Dün YÖK yeni bir açıklama yaparak kapatılan üniversitelerin öğrencilerinin yeniden tercih yapacağını duyurdu. Ortalık bir kez daha kızıştı. Bu kez taraflar değişmiş, hashtag'ler ile savunma yapan kapatılan üniversitelerin öğrencileri olmuştu.

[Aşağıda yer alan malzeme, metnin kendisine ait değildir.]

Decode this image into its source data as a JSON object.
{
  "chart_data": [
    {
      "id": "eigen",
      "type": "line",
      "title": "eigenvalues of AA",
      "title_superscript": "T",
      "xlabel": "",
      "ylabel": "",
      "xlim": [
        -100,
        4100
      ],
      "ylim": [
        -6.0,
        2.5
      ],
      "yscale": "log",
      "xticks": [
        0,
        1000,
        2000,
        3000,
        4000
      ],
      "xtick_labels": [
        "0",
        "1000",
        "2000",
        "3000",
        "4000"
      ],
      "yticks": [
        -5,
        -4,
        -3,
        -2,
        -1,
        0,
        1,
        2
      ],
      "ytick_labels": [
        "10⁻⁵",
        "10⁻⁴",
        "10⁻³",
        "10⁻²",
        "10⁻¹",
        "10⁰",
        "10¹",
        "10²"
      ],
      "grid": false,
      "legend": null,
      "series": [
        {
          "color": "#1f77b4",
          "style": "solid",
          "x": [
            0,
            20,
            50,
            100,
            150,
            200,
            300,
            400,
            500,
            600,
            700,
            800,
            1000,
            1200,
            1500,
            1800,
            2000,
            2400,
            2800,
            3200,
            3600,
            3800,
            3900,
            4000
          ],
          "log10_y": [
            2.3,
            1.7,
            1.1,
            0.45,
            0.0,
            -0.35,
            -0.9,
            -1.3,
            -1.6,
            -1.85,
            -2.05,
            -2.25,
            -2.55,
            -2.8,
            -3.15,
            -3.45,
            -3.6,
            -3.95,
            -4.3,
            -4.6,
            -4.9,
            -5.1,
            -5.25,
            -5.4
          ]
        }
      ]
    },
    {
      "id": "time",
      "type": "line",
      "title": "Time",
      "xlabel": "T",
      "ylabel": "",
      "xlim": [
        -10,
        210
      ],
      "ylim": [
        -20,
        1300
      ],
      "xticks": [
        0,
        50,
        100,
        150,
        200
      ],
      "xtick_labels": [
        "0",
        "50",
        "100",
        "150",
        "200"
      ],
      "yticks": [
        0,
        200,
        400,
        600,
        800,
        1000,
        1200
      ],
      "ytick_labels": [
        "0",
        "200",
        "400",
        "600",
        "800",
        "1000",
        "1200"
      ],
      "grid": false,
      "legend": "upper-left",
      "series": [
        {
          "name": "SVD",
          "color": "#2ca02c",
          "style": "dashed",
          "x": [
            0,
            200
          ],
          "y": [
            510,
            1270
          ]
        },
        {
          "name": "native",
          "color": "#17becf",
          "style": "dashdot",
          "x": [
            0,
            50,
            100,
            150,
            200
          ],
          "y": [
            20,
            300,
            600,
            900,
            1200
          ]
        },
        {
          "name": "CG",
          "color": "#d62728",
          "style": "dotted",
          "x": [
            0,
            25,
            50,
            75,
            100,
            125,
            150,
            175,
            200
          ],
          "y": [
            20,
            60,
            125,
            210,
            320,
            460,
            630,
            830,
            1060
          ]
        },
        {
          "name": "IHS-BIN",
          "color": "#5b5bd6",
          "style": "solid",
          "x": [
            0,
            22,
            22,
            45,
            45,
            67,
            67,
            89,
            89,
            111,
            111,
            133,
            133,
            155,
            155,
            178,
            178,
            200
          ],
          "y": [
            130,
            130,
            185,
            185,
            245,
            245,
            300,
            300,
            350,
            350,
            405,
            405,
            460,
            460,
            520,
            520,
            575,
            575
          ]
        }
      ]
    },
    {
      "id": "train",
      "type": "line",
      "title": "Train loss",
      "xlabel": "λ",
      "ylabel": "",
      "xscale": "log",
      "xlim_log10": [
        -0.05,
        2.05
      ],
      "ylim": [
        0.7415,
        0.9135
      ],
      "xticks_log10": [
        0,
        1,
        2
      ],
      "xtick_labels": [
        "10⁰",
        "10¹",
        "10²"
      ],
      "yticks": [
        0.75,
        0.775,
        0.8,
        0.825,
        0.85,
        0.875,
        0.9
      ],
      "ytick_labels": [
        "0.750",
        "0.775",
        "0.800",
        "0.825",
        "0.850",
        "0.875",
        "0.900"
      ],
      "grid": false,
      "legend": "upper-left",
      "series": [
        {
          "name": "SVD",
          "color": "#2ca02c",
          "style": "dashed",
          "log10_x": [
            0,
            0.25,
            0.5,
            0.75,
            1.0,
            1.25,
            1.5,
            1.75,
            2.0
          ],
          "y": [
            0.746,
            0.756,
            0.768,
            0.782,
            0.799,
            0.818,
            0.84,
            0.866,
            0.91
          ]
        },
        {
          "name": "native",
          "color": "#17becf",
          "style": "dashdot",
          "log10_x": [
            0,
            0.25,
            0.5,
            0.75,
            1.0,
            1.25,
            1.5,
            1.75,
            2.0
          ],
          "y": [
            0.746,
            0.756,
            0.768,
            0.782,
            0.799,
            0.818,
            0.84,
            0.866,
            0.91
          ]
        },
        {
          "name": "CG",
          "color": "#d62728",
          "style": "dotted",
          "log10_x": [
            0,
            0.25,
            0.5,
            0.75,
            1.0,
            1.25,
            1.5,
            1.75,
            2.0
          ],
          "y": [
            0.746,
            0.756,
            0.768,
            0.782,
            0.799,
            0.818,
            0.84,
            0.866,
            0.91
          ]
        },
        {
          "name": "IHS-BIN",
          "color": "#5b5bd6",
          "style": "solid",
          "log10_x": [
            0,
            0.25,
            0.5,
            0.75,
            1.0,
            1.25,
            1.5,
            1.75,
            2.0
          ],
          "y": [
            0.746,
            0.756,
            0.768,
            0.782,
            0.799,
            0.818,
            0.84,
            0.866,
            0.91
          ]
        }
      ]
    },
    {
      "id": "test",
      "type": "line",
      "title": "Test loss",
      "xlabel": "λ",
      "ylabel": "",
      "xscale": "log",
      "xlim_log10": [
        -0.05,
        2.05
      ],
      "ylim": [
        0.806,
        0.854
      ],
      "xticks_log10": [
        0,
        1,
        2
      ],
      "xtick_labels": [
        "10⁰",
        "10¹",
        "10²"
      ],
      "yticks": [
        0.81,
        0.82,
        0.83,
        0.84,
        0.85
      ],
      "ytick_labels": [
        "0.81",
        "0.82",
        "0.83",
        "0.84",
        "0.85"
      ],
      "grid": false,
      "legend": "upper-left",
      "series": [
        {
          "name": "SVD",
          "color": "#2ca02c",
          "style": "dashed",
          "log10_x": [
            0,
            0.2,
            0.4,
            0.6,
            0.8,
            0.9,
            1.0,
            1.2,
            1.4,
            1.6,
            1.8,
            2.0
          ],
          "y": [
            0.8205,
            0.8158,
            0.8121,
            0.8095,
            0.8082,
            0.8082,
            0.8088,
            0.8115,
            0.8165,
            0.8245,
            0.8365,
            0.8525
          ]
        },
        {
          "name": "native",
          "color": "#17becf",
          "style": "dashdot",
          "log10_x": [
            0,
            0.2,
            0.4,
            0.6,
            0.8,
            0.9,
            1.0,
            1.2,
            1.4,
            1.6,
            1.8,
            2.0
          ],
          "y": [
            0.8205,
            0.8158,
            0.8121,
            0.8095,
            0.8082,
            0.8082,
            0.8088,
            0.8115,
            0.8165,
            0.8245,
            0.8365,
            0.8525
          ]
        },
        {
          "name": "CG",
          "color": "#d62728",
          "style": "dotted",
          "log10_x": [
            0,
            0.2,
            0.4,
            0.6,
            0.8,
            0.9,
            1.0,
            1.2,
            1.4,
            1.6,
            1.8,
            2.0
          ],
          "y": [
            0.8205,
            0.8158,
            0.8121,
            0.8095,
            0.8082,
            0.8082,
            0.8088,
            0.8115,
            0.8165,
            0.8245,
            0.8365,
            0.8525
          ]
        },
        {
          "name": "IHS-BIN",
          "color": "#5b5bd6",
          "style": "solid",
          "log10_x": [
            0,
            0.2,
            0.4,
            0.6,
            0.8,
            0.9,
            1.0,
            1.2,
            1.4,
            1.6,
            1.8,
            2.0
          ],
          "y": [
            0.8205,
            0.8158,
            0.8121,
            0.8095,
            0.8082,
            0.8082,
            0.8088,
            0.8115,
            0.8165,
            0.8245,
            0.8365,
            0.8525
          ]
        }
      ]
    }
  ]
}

Önceki yazıda olduğu gibi tarafların birbirlerine hitaben neler söylüyorlar geleceğim ama öncesinde belirtmem gereken bir şey var. Aslına bakacak olursak gerek KHK gerek YÖK'e göre kapatılan okulların öğrencileri devlet üniversitelerine devredilmeli. Garantör üniversite sistemine göre böyle(ben de benimsemiyorum ona da değineceğim). W vakıf üniversitesi kapatıldıysa garantörü olan é üniversitesine geçer öğrenciler. Ancak her kanunda yapılabileceği gibi uygulamaya yönelik yoğun bir tepki ortaya konmasıyla kanun koyucuya geri adım attırılabilir. Dünkü açıklamanın şekli de buna uyuyordu. En başından beri söylüyorum, kötü yönetiliyor durum. Her şekilde bir mağdur çıkıyor.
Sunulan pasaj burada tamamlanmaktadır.